То, что не склоняется, в падеже стоять не может по определению. Поэтому без предлога понимание осложнено, хотя технически ошибки вроде и нет.


----------



## Maroseika

sobakus said:


> То, что не склоняется, в падеже стоять не может по определению.



То есть во фразе "Он выпил три чашки кофе кряду" невозможно определить падеж слова кофе?


----------



## morzh

Я почему-то думал (возможно, я ошибался), что если у некоего слова во всех падежах форма одинакова, то это не значит, что оно не склоняется, а значит именно это - во всех падежах оно одинаково.
Нет?

Но вообще я (лично), в таком вот случае, когда имя не изменяется по падежам, использовал бы предлог "к".

Т.е. фраза типа:"Деньги ушли Трюдо" ненеправильна, но "Деньги ушли к Трюдо" - понятней.

А уж если такое используется  качестве газетного заголовка, т.е. вокруг отсутствует контекст - такое вот вдвойне труднопонимаемо.


----------



## Maroseika

morzh said:


> Я почему-то думал (возможно, я ошибался), что если у некоего слова во всех падежах форма одинакова, то это не значит, что оно не склоняется, а значит именно это - во всех падежах оно одинаково.
> Нет?



В словарях так и пишется - не склоняется.
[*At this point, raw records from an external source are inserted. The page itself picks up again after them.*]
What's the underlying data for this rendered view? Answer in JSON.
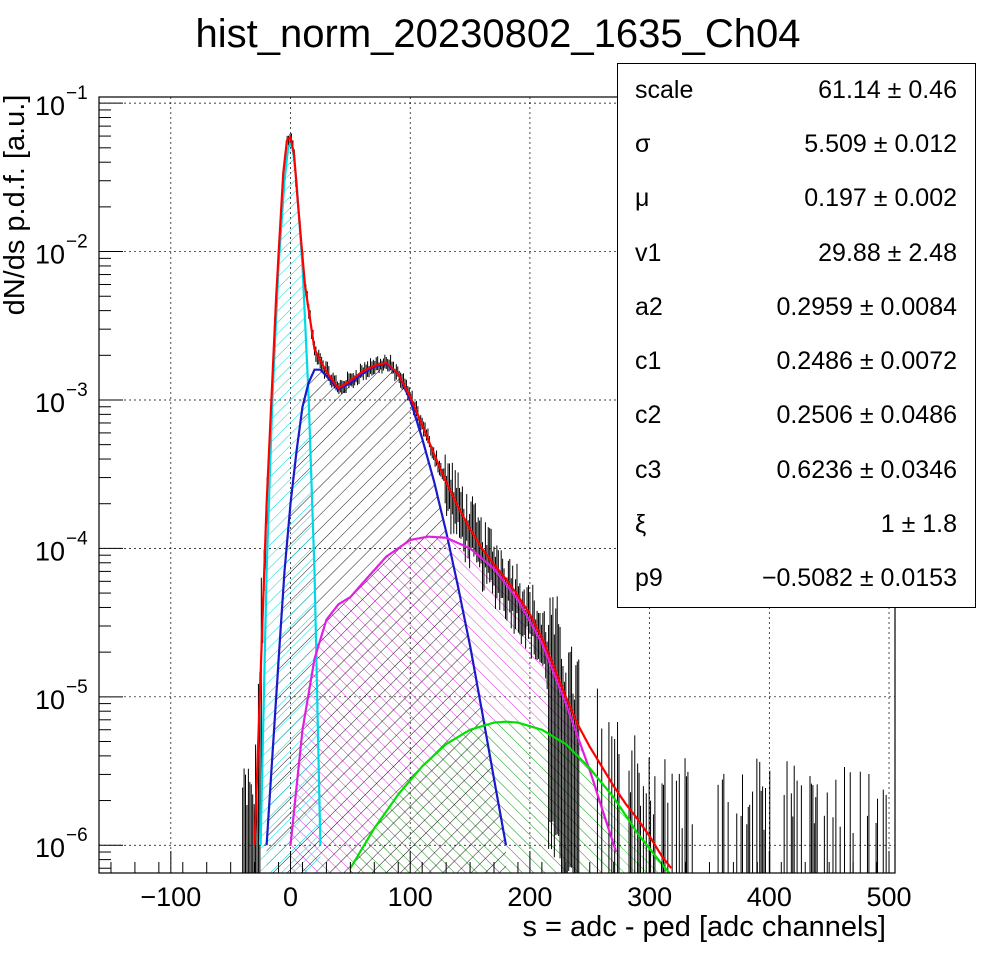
{
  "chart_data": {
    "type": "line",
    "title": "hist_norm_20230802_1635_Ch04",
    "xlabel": "s = adc - ped [adc channels]",
    "ylabel": "dN/ds p.d.f. [a.u.]",
    "xlim": [
      -160,
      505
    ],
    "ylim": [
      6.5e-07,
      0.11
    ],
    "yscale": "log",
    "grid": true,
    "x_ticks": [
      -100,
      0,
      100,
      200,
      300,
      400,
      500
    ],
    "x_tick_labels": [
      "−100",
      "0",
      "100",
      "200",
      "300",
      "400",
      "500"
    ],
    "y_ticks": [
      {
        "value": 1e-06,
        "mantissa": "10",
        "exp": "−6"
      },
      {
        "value": 1e-05,
        "mantissa": "10",
        "exp": "−5"
      },
      {
        "value": 0.0001,
        "mantissa": "10",
        "exp": "−4"
      },
      {
        "value": 0.001,
        "mantissa": "10",
        "exp": "−3"
      },
      {
        "value": 0.01,
        "mantissa": "10",
        "exp": "−2"
      },
      {
        "value": 0.1,
        "mantissa": "10",
        "exp": "−1"
      }
    ],
    "series": [
      {
        "color": "#ff0000",
        "style": "line",
        "x": [
          -30,
          -20,
          -12,
          -6,
          -3,
          0,
          3,
          6,
          12,
          20,
          30,
          40,
          50,
          60,
          70,
          80,
          90,
          100,
          110,
          120,
          130,
          140,
          150,
          160,
          170,
          180,
          190,
          200,
          210,
          220,
          230,
          240,
          250,
          260,
          270,
          280,
          290,
          300,
          310,
          318
        ],
        "y": [
          1e-06,
          0.0002,
          0.005,
          0.034,
          0.056,
          0.059,
          0.045,
          0.022,
          0.006,
          0.0022,
          0.00155,
          0.0012,
          0.00135,
          0.00155,
          0.0017,
          0.00178,
          0.0015,
          0.00105,
          0.00068,
          0.00043,
          0.00028,
          0.00019,
          0.000135,
          0.0001,
          7.8e-05,
          6.2e-05,
          4.8e-05,
          3.6e-05,
          2.5e-05,
          1.6e-05,
          1e-05,
          6.5e-06,
          4.6e-06,
          3.4e-06,
          2.5e-06,
          1.9e-06,
          1.5e-06,
          1.15e-06,
          8.5e-07,
          7e-07
        ]
      },
      {
        "color": "#00d8e8",
        "style": "line",
        "fill": "#00d8e8",
        "x": [
          -25,
          -20,
          -15,
          -10,
          -5,
          -2,
          0,
          2,
          5,
          10,
          15,
          20,
          25
        ],
        "y": [
          1e-06,
          7e-05,
          0.0011,
          0.008,
          0.03,
          0.05,
          0.053,
          0.049,
          0.03,
          0.008,
          0.0011,
          7e-05,
          1e-06
        ]
      },
      {
        "color": "#1a1acc",
        "style": "line",
        "fill": "#000000",
        "x": [
          -20,
          -12,
          -5,
          0,
          5,
          10,
          15,
          20,
          25,
          30,
          40,
          50,
          60,
          70,
          80,
          90,
          100,
          110,
          120,
          130,
          140,
          150,
          160,
          170,
          180
        ],
        "y": [
          1e-06,
          1e-05,
          7e-05,
          0.0002,
          0.00045,
          0.0009,
          0.0013,
          0.0016,
          0.0016,
          0.00145,
          0.00118,
          0.0013,
          0.0015,
          0.00168,
          0.00175,
          0.0015,
          0.001,
          0.00055,
          0.00028,
          0.00013,
          5.5e-05,
          2.2e-05,
          8e-06,
          2.8e-06,
          1e-06
        ]
      },
      {
        "color": "#e020e0",
        "style": "line",
        "fill": "#e020e0",
        "x": [
          0,
          10,
          20,
          30,
          40,
          50,
          60,
          80,
          100,
          115,
          130,
          150,
          170,
          190,
          210,
          230,
          250,
          262,
          272
        ],
        "y": [
          1e-06,
          6e-06,
          1.8e-05,
          3.3e-05,
          4.2e-05,
          4.7e-05,
          5.8e-05,
          8.8e-05,
          0.000114,
          0.00012,
          0.000118,
          0.0001,
          7.3e-05,
          4.5e-05,
          2.3e-05,
          9e-06,
          3.2e-06,
          1.6e-06,
          9e-07
        ]
      },
      {
        "color": "#00e000",
        "style": "line",
        "fill": "#00e000",
        "x": [
          50,
          70,
          90,
          110,
          130,
          150,
          170,
          180,
          190,
          210,
          230,
          250,
          270,
          290,
          310,
          320
        ],
        "y": [
          7e-07,
          1.3e-06,
          2.2e-06,
          3.4e-06,
          4.8e-06,
          6e-06,
          6.7e-06,
          6.8e-06,
          6.7e-06,
          6e-06,
          4.8e-06,
          3.3e-06,
          2.1e-06,
          1.2e-06,
          7.5e-07,
          6e-07
        ]
      }
    ]
  },
  "stats_box": {
    "rows": [
      {
        "name": "scale",
        "value": "61.14 ± 0.46"
      },
      {
        "name": "σ",
        "value": "5.509 ± 0.012"
      },
      {
        "name": "μ",
        "value": "0.197 ± 0.002"
      },
      {
        "name": "v1",
        "value": "29.88 ± 2.48"
      },
      {
        "name": "a2",
        "value": "0.2959 ± 0.0084"
      },
      {
        "name": "c1",
        "value": "0.2486 ± 0.0072"
      },
      {
        "name": "c2",
        "value": "0.2506 ± 0.0486"
      },
      {
        "name": "c3",
        "value": "0.6236 ± 0.0346"
      },
      {
        "name": "ξ",
        "value": "1 ± 1.8"
      },
      {
        "name": "p9",
        "value": "−0.5082 ± 0.0153"
      }
    ]
  }
}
То есть не изменяется по падежам. Но это же не значит, что оно не стоит ни в каком падеже?
Как изящно сформулировано в РГ-80, "значения падежей формируются на основе их синтаксических функций в словосочетании".


----------



## Natalisha

morzh said:


> Я почему-то думал (возможно, я ошибался), что если у некоего слова во всех падежах форма одинакова, то это не значит, что оно не склоняется, а значит именно это - во всех падежах оно одинаково.
> Нет?


Абсолютно верно. 


> Но вообще я (лично), в таком вот случае, когда имя не изменяется по падежам, использовал бы предлог "к".
> 
> Т.е. фраза типа:"Деньги ушли Трюдо" ненеправильна, но "Деньги ушли к Трюдо" - понятней.
> 
> А уж если такое используется  качестве газетного заголовка, т.е. вокруг отсутствует контекст - такое вот вдвойне труднопонимаемо.
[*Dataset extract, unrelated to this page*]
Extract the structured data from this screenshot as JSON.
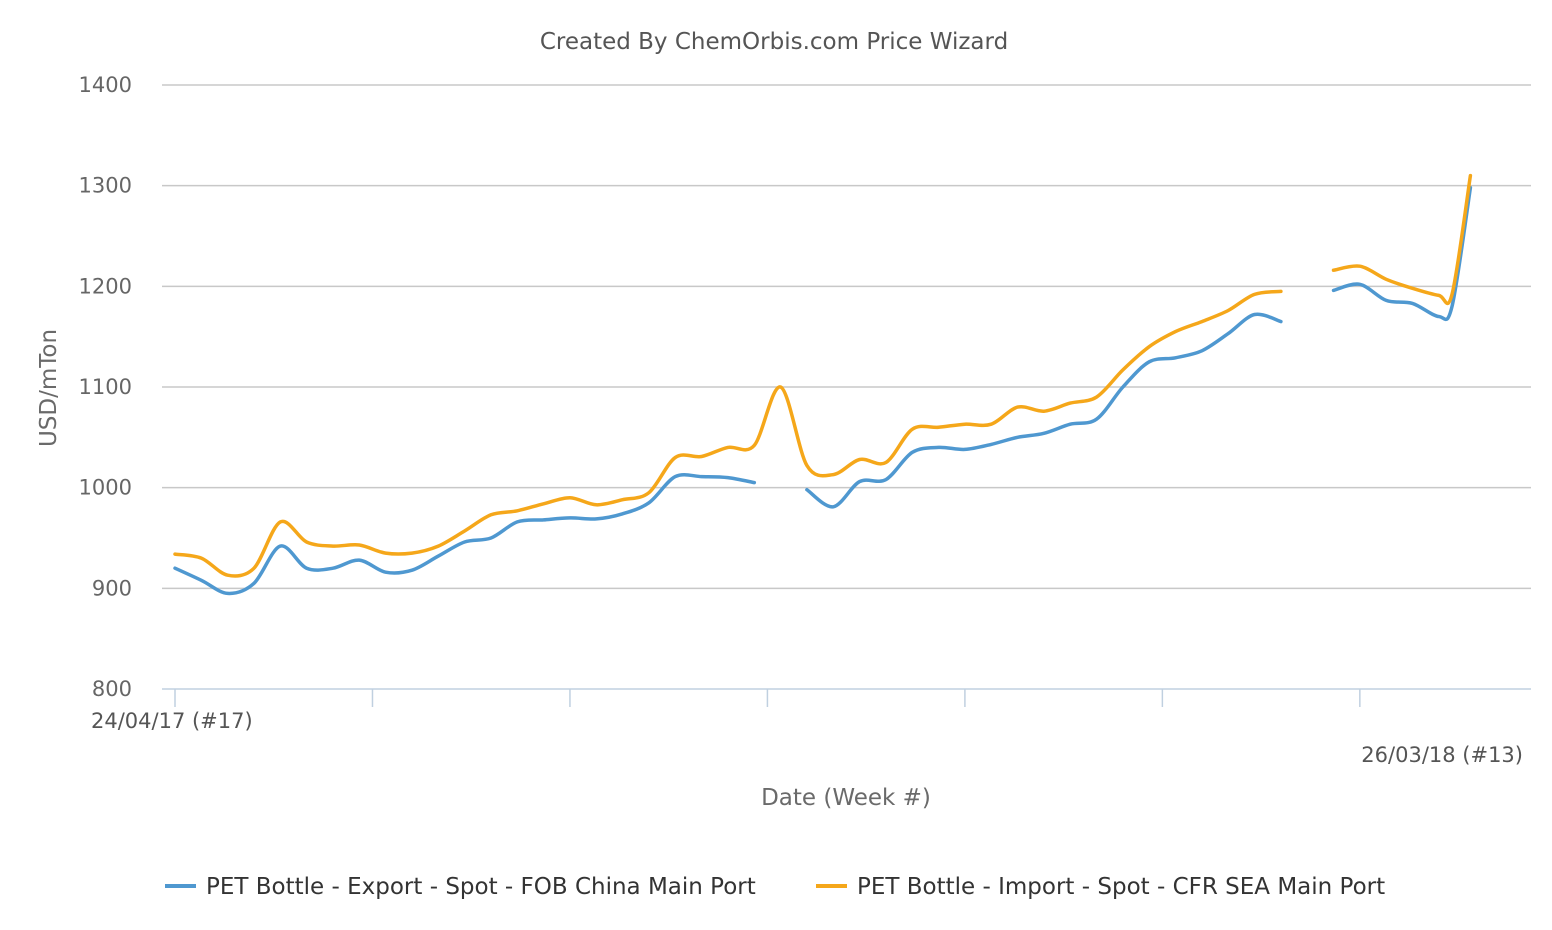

Morzh, я полностью с Вами согласна, о чем написала в постах 9 и 11.
Считаю, что нужно избегать всего, что затрудняет понимание  (конечно, не имею в виду художественные произведение, в которых передаются особенности речи героев).


----------



## Sobakus

maroseika said:


> В словарях так и пишется - не склоняется. То есть не изменяется по падежам. Но это же не значит, что оно не стоит ни в каком падеже?
> Как изящно сформулировано в РГ-80, "значения падежей формируются на основе их синтаксических функций в словосочетании".
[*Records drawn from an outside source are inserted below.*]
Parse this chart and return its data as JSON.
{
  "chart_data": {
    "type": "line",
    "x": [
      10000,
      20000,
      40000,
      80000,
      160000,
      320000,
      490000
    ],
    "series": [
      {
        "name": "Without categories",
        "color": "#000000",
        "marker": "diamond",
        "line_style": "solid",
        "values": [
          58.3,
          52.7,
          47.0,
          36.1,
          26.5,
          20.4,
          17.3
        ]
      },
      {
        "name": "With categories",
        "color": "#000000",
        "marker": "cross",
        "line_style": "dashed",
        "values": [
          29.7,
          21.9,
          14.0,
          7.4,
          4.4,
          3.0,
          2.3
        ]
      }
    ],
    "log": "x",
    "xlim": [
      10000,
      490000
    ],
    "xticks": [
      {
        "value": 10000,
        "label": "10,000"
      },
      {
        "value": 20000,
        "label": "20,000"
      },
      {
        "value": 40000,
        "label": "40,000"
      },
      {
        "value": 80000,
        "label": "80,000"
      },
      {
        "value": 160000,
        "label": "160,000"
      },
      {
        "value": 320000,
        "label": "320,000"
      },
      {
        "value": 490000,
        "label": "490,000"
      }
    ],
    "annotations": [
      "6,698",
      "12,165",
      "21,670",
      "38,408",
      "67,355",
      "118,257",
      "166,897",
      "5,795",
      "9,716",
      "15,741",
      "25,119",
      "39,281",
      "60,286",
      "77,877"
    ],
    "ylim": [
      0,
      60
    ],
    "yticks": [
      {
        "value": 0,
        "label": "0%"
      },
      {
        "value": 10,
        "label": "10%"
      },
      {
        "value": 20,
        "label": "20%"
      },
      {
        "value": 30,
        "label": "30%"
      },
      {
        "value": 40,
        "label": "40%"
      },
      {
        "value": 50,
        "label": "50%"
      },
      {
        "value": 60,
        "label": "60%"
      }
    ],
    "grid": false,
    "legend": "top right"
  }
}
Ну так можно и в английском увидеть очень много падежей. По-моему падежи не стоит путать с синтаксическими функциями. В примере из нашей темы падеж, вот, определить не удалось.


----------



## Natalisha

sobakus said:


> Ну так можно и в английском увидеть очень много падежей. По-моему падежи не стоит путать с синтаксическими функциями. В примере из нашей темы падеж, вот, определить не удалось.



Разве мы до сих пор не определили падеж? _Ушли (кому?) Кеннеди._ - дательный падеж.

Мы говорим о том, что без контекста трудно понять смысл предложения (как раз из-за того, что падеж сразу не определишь), так как, во-первых, фамилия _Кеннеди_ не склоняется, а во-вторых, у глагола "уйти" есть еще одно значение, о чем было сказано выше. 

Построение предложения "неудобоваримое", приходится его перечитывать 2-3 раза, чтобы понять.


----------



## morzh

natalisha said:


> Разве мы до сих пор не определили падеж? _Ушли (кому?) Кеннеди._ - дательный падеж.
> 
> Мы говорим о том, что без контекста трудно понять смысл предложения (как раз из-за того, что падеж сразу не определишь), так как, во-первых, фамилия _Кеннеди_ не склоняется, а во-вторых, у глагола "уйти" есть еще одно значение, о чем было сказано выше.
> 
> Построение предложения "неудобоваримое", приходится его перечитывать 2-3 раза, чтобы понять.



Ушли Кеннедю.
Этому кофю не хватает сахара.
Почему пашот без консомя подали?

Галифе, 
Галифы, 
Галифе, 
Галифу,
Галифо-о-ою.


----------